Because it’s not like individual tweets are part of a tweetstream which one can follow, that’s organised into a time line where one can see a train of thought emerge or anything.

Nope, nothing like that has been built into the tweeting system at all. No way. Nuh uh.

Context is just so impossible to examine on Twitter!

What a bunch of ignorant snobs.

Categories: media

Tags: , , , ,

12 replies

  1. This makes my head hurt.

  2. I have to say, I do vastly the thread style display of longer discussions See for an extreme example, but it is occasionally useful for intricate multi-participant conversations, especially if you don’t follow every participant.

  3. Maybe they’re just not very good readers.

  4. Ah, there you go again, expecting people to:
    a) talk about something they know about OR
    b) find out a little bit about something before they talk about it.
    How could you? How couldyou?
    *grumble grumble grumble, etc*

  5. If you keep your twitter stream private (like Larissa Berhendt does) then only people you have approved as followers can see the context in which you made your tweet. In her case presumably someone retweeted that one tweet which made it public (this is a bit of warning for twitter users who think their tweets are private because they restrict followers!), but only that one without any context. So anyone who was not a follower would not have been able to see the context in which it was made.

    • @Chris, The Behrendt issue was not the only instance of this repeated criticism of Twitter that prompted this post, but that is a useful aspect of the situation that I hadn’t known. I did think it was a rather carelessly worded opinion for a public figure to express even on Twitter, but knowing that it was locked makes that far more understandable. I bet she’s since pruned her followers list.
      I have however, in other cases especially in the USA, seen people refuse to accept immediately preceding (by less than 5 minutes) Tweets as providing context for the one tweet to which they objected. After all, they do the same time and time again with a single phrase in a blog post surrounded by preceding introductory and succeeding explicatory text.

  6. tigtog – Its possible that the first retweet of Behrendt’s tweet was quite innocent since that person may have seen the context that it was written in and not remembered that her tweets are protected (twitter clients I’ve seen don’t remind you of that).
    Even to non public figures I’d recommend to people to be quite careful as to how they word their tweets because it is so easy to be taken out of context (sometimes intentionally) and a lot of people won’t bother even trying to check the context. Before you know it an unknown person has become famous headline whether they like it or not.
    I do agree with Mary that better threading capabilities would really help – I find it a real pain to follow up on twitter conversations where I only follow a few of the people involved in the conversation. After a few hours or days it can be painful with most clients to even work out what order the comments were made in.
    Not sure if the newer style retweets support threading (would be nice if they do!).

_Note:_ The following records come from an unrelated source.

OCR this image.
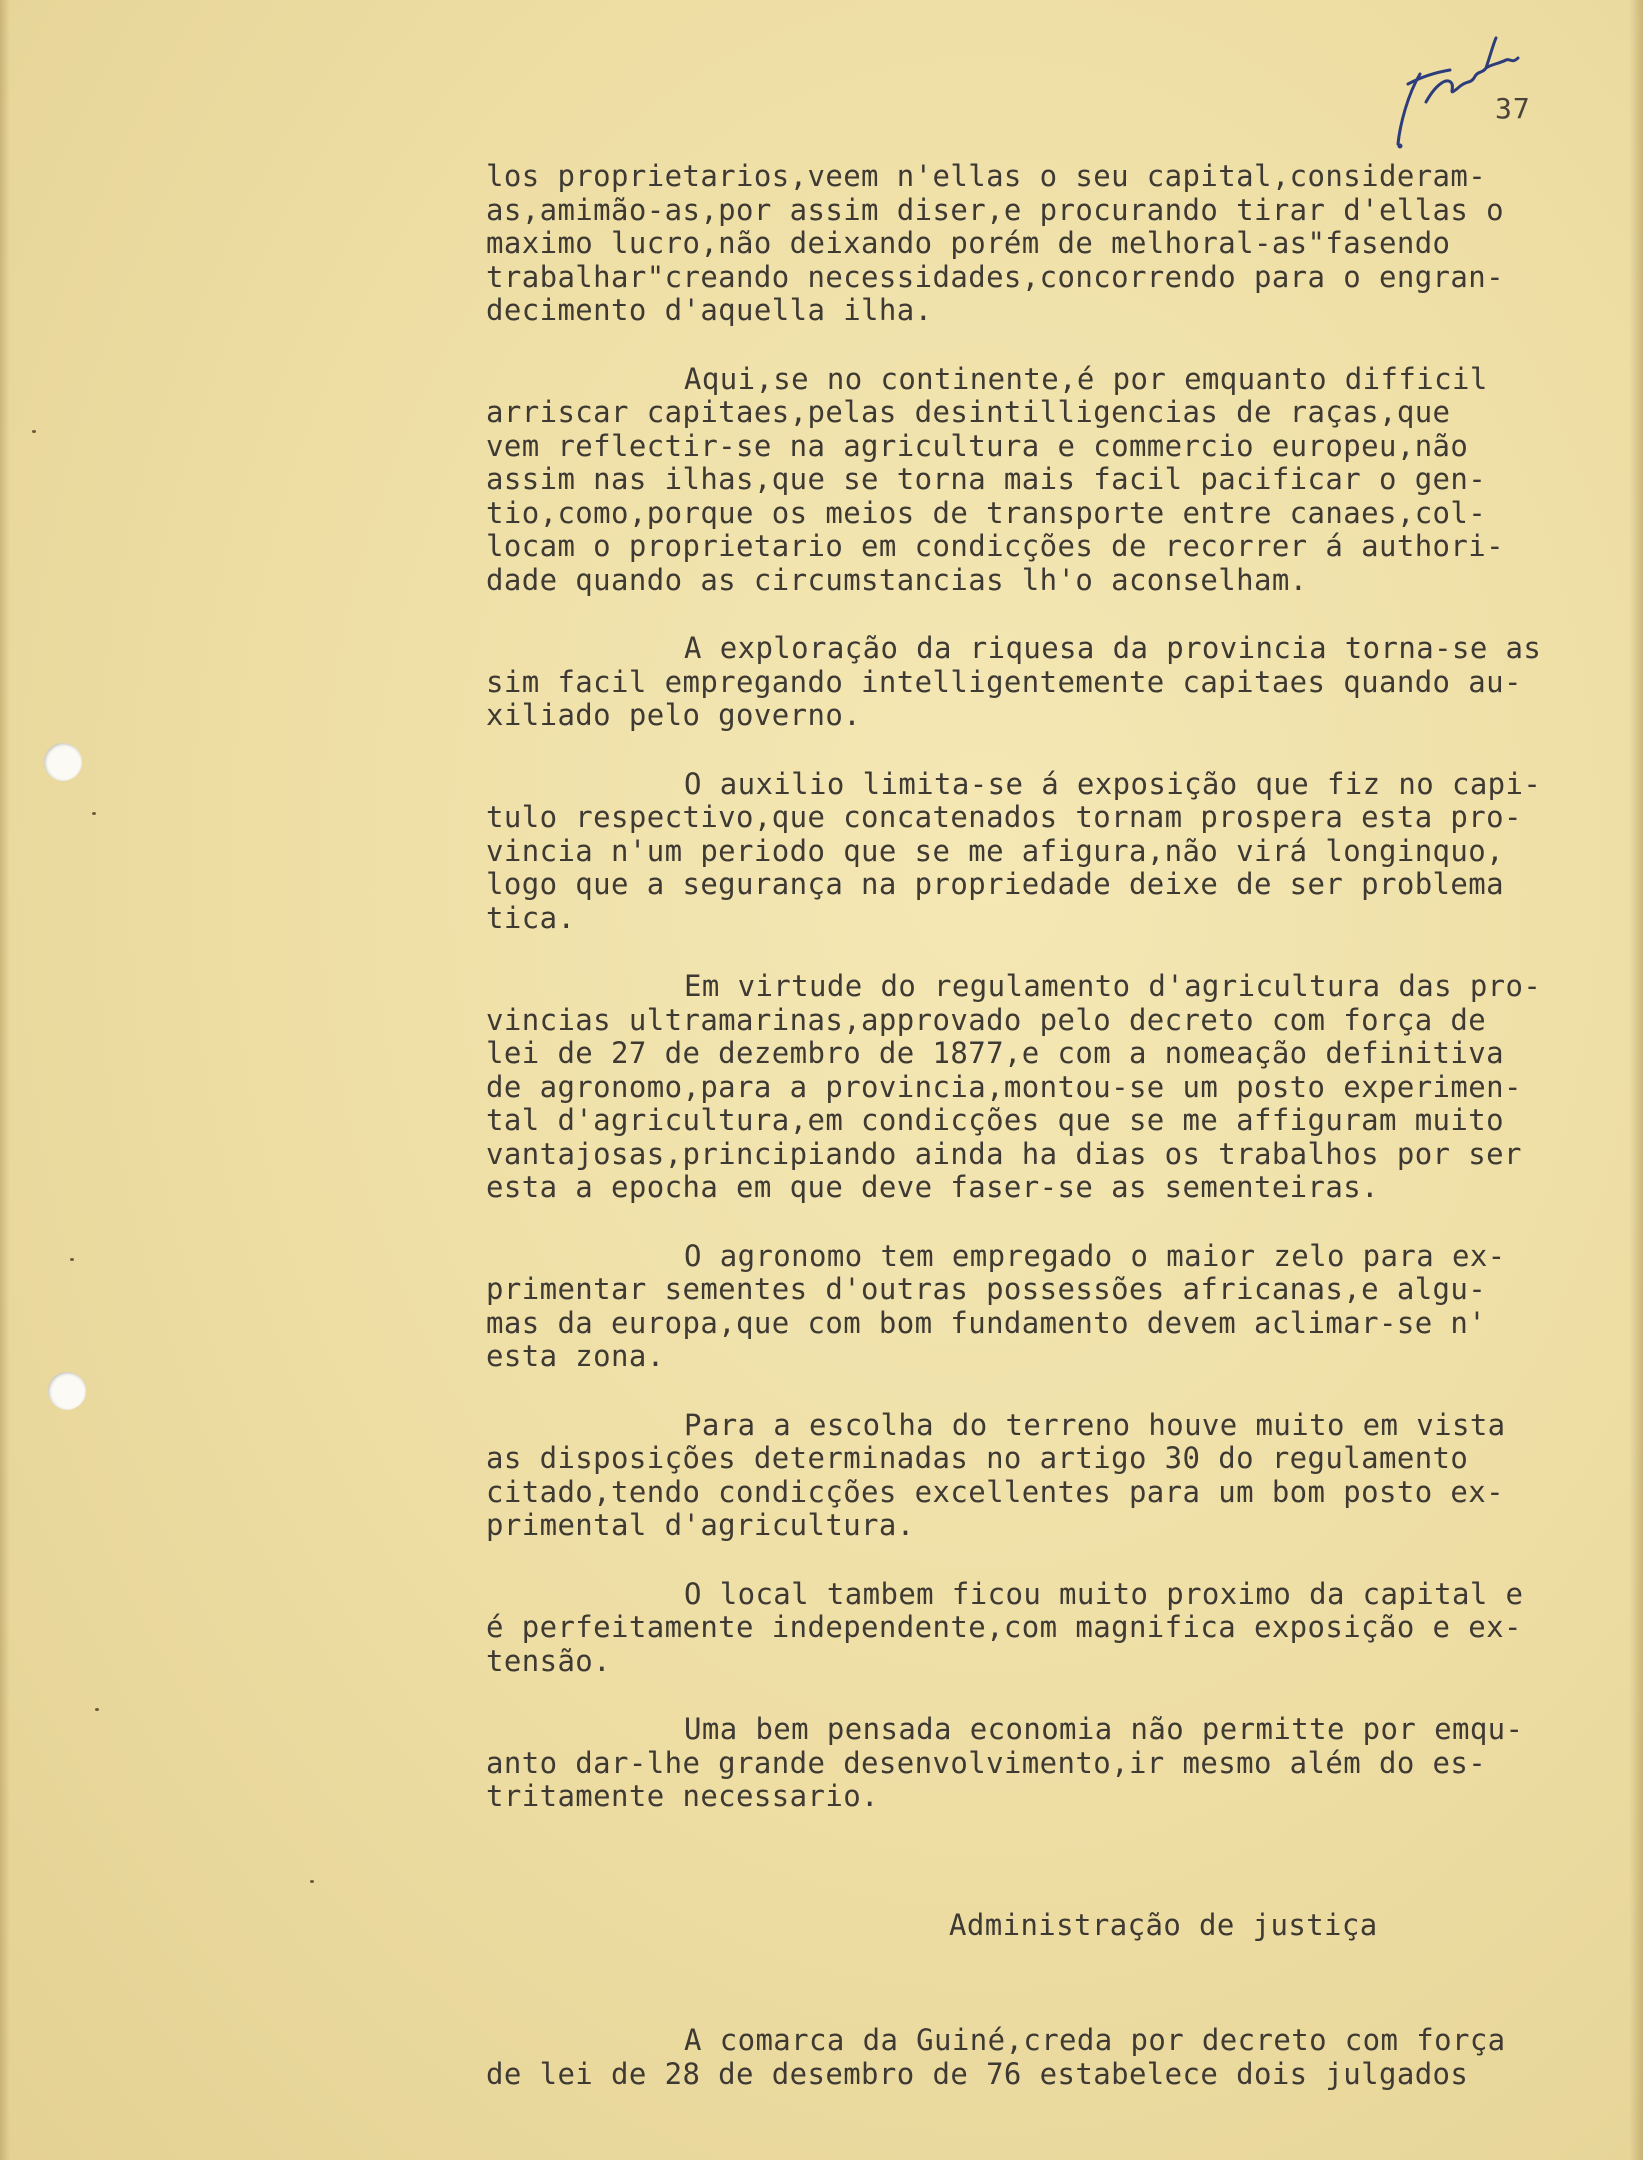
37

los proprietarios,veem n'ellas o seu capital,consideram-
as,amimão-as,por assim diser,e procurando tirar d'ellas o
maximo lucro,não deixando porém de melhoral-as"fasendo
trabalhar"creando necessidades,concorrendo para o engran-
decimento d'aquella ilha.

Aqui,se no continente,é por emquanto difficil
arriscar capitaes,pelas desintilligencias de raças,que
vem reflectir-se na agricultura e commercio europeu,não
assim nas ilhas,que se torna mais facil pacificar o gen-
tio,como,porque os meios de transporte entre canaes,col-
locam o proprietario em condicções de recorrer á authori-
dade quando as circumstancias lh'o aconselham.

A exploração da riquesa da provincia torna-se as
sim facil empregando intelligentemente capitaes quando au-
xiliado pelo governo.

O auxilio limita-se á exposição que fiz no capi-
tulo respectivo,que concatenados tornam prospera esta pro-
vincia n'um periodo que se me afigura,não virá longinquo,
logo que a segurança na propriedade deixe de ser problema
tica.

Em virtude do regulamento d'agricultura das pro-
vincias ultramarinas,approvado pelo decreto com força de
lei de 27 de dezembro de 1877,e com a nomeação definitiva
de agronomo,para a provincia,montou-se um posto experimen-
tal d'agricultura,em condicções que se me affiguram muito
vantajosas,principiando ainda ha dias os trabalhos por ser
esta a epocha em que deve faser-se as sementeiras.

O agronomo tem empregado o maior zelo para ex-
primentar sementes d'outras possessões africanas,e algu-
mas da europa,que com bom fundamento devem aclimar-se n'
esta zona.

Para a escolha do terreno houve muito em vista
as disposições determinadas no artigo 30 do regulamento
citado,tendo condicções excellentes para um bom posto ex-
primental d'agricultura.

O local tambem ficou muito proximo da capital e
é perfeitamente independente,com magnifica exposição e ex-
tensão.

Uma bem pensada economia não permitte por emqu-
anto dar-lhe grande desenvolvimento,ir mesmo além do es-
tritamente necessario.

Administração de justiça

A comarca da Guiné,creda por decreto com força
de lei de 28 de desembro de 76 estabelece dois julgados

  7. I have no trouble remembering which of the people on twitter I follow who have private accounts. there’s a little padlock symbol next to their name. Sure easy enough to overlook, but it’s not like it’s hard to check.

  8. Hi TT

    For the record the account and the entire conversations around the LB tweet were very public at the time. it was locked subsequent to the News Ltd blow up.

    Any article you read that repeats that the tweets were private, has it wrong.

  9. lol its been repeated so often by commentators along with other distortions that its just morphed into the truth.

    As i was part of the original conversation, and have all the transcripts, i think i know what happened 🙂

  10. Just for the record…
    Its impossible to retweet a comment fro a protected /private account, nor can they show up in the google cache of twitters public feed.
    Additionally original private tweets can be can be identified by a little padlock symbol next to the profile.